What is most interesting to consider is this: If Hillary had prevailed in the election, if the old forest canopy, with its hidden rot, had remained intact, the Millennial pioneers would have had to wait much longer to begin to grow and bloom. Their “opening”―their opportunity―has come much sooner than it otherwise would have. And, given what we now confront as a collective society, that can only be a blessing.

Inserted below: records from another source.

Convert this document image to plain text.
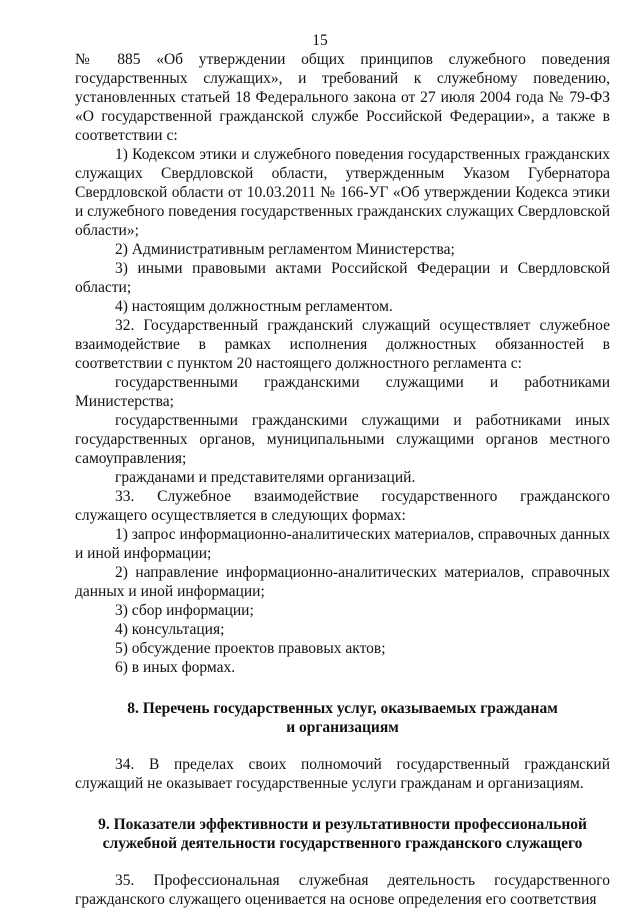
15

№ 885 «Об утверждении общих принципов служебного поведения государственных служащих», и требований к служебному поведению, установленных статьей 18 Федерального закона от 27 июля 2004 года № 79-ФЗ «О государственной гражданской службе Российской Федерации», а также в соответствии с:

1) Кодексом этики и служебного поведения государственных гражданских служащих Свердловской области, утвержденным Указом Губернатора Свердловской области от 10.03.2011 № 166-УГ «Об утверждении Кодекса этики и служебного поведения государственных гражданских служащих Свердловской области»;

2) Административным регламентом Министерства;

3) иными правовыми актами Российской Федерации и Свердловской области;

4) настоящим должностным регламентом.

32. Государственный гражданский служащий осуществляет служебное взаимодействие в рамках исполнения должностных обязанностей в соответствии с пунктом 20 настоящего должностного регламента с:

государственными гражданскими служащими и работниками Министерства;

государственными гражданскими служащими и работниками иных государственных органов, муниципальными служащими органов местного самоуправления;

гражданами и представителями организаций.

33. Служебное взаимодействие государственного гражданского служащего осуществляется в следующих формах:

1) запрос информационно-аналитических материалов, справочных данных и иной информации;

2) направление информационно-аналитических материалов, справочных данных и иной информации;

3) сбор информации;

4) консультация;

5) обсуждение проектов правовых актов;

6) в иных формах.

8. Перечень государственных услуг, оказываемых гражданам

и организациям

34. В пределах своих полномочий государственный гражданский служащий не оказывает государственные услуги гражданам и организациям.

9. Показатели эффективности и результативности профессиональной

служебной деятельности государственного гражданского служащего

35. Профессиональная служебная деятельность государственного гражданского служащего оценивается на основе определения его соответствия
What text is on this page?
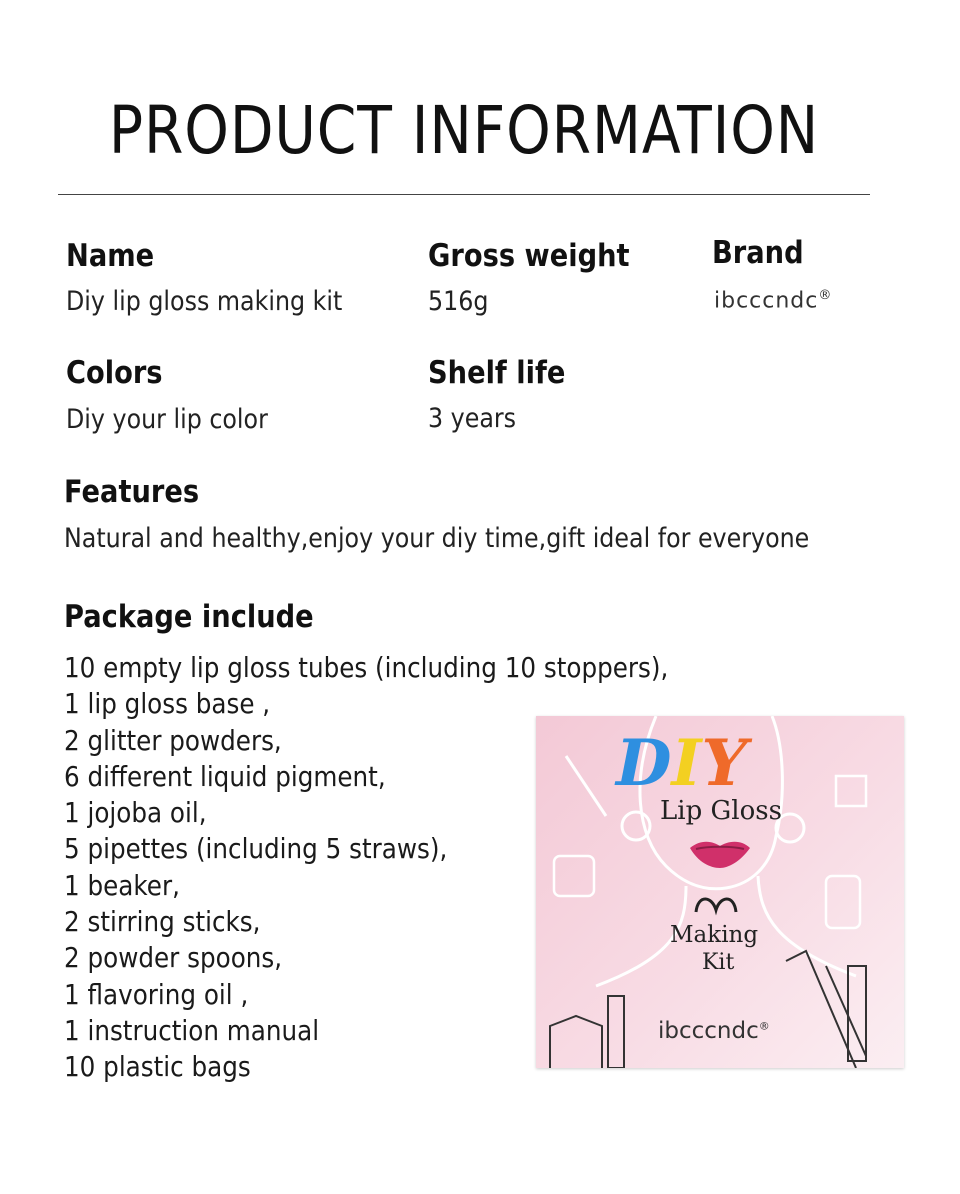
PRODUCT INFORMATION
Name
Diy lip gloss making kit
Gross weight
516g
Brand
ibcccndc®
Colors
Diy your lip color
Shelf life
3 years
Features
Natural and healthy,enjoy your diy time,gift ideal for everyone
Package include
10 empty lip gloss tubes (including 10 stoppers),
1 lip gloss base ,
2 glitter powders,
6 different liquid pigment,
1 jojoba oil,
5 pipettes (including 5 straws),
1 beaker,
2 stirring sticks,
2 powder spoons,
1 flavoring oil ,
1 instruction manual
10 plastic bags
DIY
Lip Gloss
Making
Kit
ibcccndc®
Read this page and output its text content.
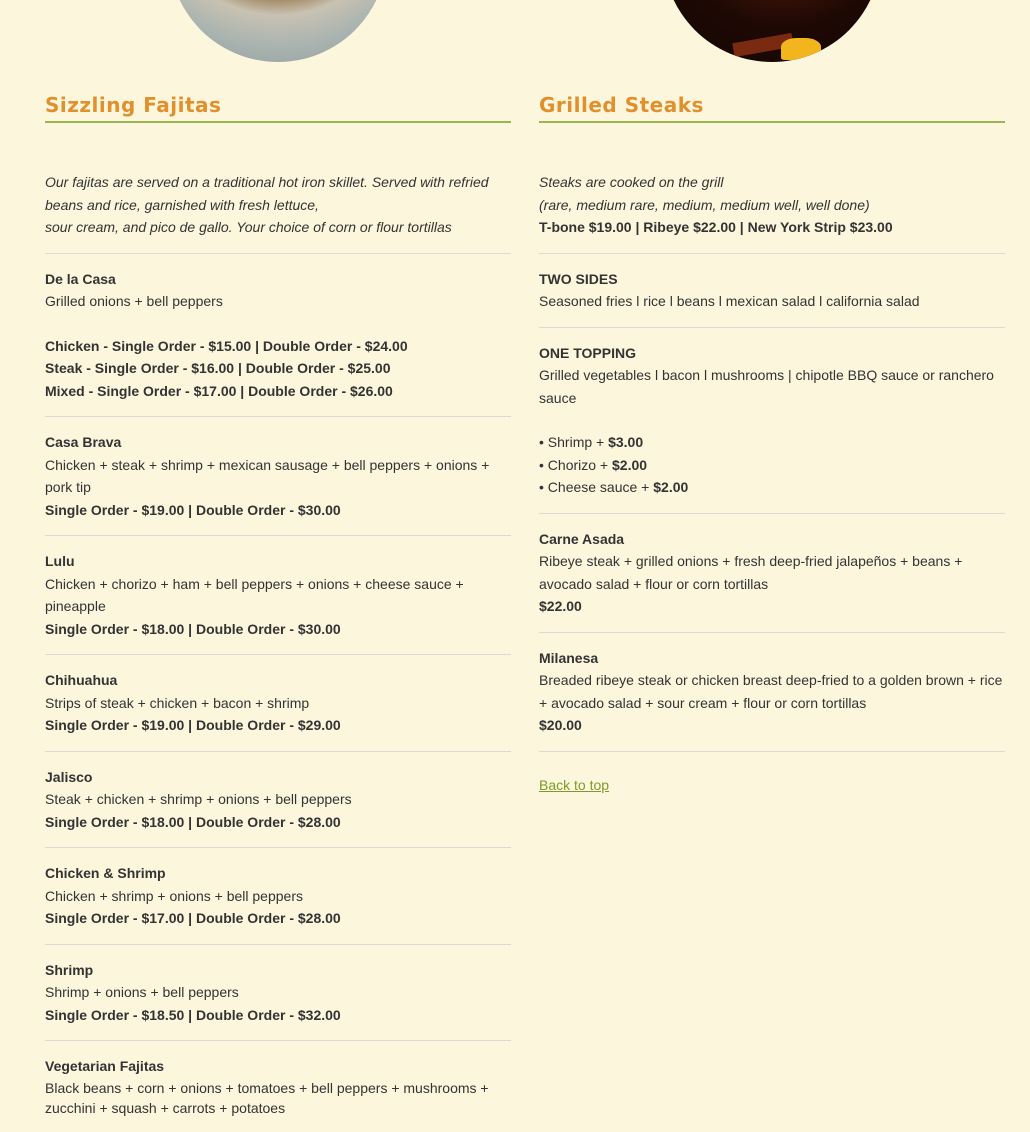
Sizzling Fajitas
Our fajitas are served on a traditional hot iron skillet. Served with refried beans and rice, garnished with fresh lettuce,
sour cream, and pico de gallo. Your choice of corn or flour tortillas
De la Casa
Grilled onions + bell peppers
Chicken - Single Order - $15.00 | Double Order - $24.00
Steak - Single Order - $16.00 | Double Order - $25.00
Mixed - Single Order - $17.00 | Double Order - $26.00
Casa Brava
Chicken + steak + shrimp + mexican sausage + bell peppers + onions + pork tip
Single Order - $19.00 | Double Order - $30.00
Lulu
Chicken + chorizo + ham + bell peppers + onions + cheese sauce + pineapple
Single Order - $18.00 | Double Order - $30.00
Chihuahua
Strips of steak + chicken + bacon + shrimp
Single Order - $19.00 | Double Order - $29.00
Jalisco
Steak + chicken + shrimp + onions + bell peppers
Single Order - $18.00 | Double Order - $28.00
Chicken & Shrimp
Chicken + shrimp + onions + bell peppers
Single Order - $17.00 | Double Order - $28.00
Shrimp
Shrimp + onions + bell peppers
Single Order - $18.50 | Double Order - $32.00
Vegetarian Fajitas
Black beans + corn + onions + tomatoes + bell peppers + mushrooms + zucchini + squash + carrots + potatoes
Grilled Steaks
Steaks are cooked on the grill
(rare, medium rare, medium, medium well, well done)
T-bone $19.00 | Ribeye $22.00 | New York Strip $23.00
TWO SIDES
Seasoned fries l rice l beans l mexican salad l california salad
ONE TOPPING
Grilled vegetables l bacon l mushrooms | chipotle BBQ sauce or ranchero sauce
• Shrimp + $3.00
• Chorizo + $2.00
• Cheese sauce + $2.00
Carne Asada
Ribeye steak + grilled onions + fresh deep-fried jalapeños + beans + avocado salad + flour or corn tortillas
$22.00
Milanesa
Breaded ribeye steak or chicken breast deep-fried to a golden brown + rice + avocado salad + sour cream + flour or corn tortillas
$20.00
Back to top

In seizing their opportunity, as they must, the most important thing the progressive-cooperative Millennials (and those who would encourage and assist them) have to keep in mind is this: They can no longer fall into the trap―as the Obama-Clinton neo-liberals did―of agreeing with the twentieth century, hard-currency, fiscal conservatives, that the U.S. sovereign government is broke, is over its head in debt, and cannot possibly afford to buy the goods and services necessary to improve the collective good. To the extent the Millennials and their mentors buy into that argument, to the extent they allow it to prevail, unchallenged by the simple logic and reality of modern fiat money, they will fail. They must, instead, boldly embrace the opportunities provided by MMT―the monetary system we’ve actually been using now for half a century―and they must shame and marginalize the economic pundits who strive to maintain the “ideology of money scarcity.” Only in doing that will they will be able to unfold their creative green leaves and establish a new forest canopy that is genuinely productive and equitable―that feeds all the wood, in other words, from the top to the bottom.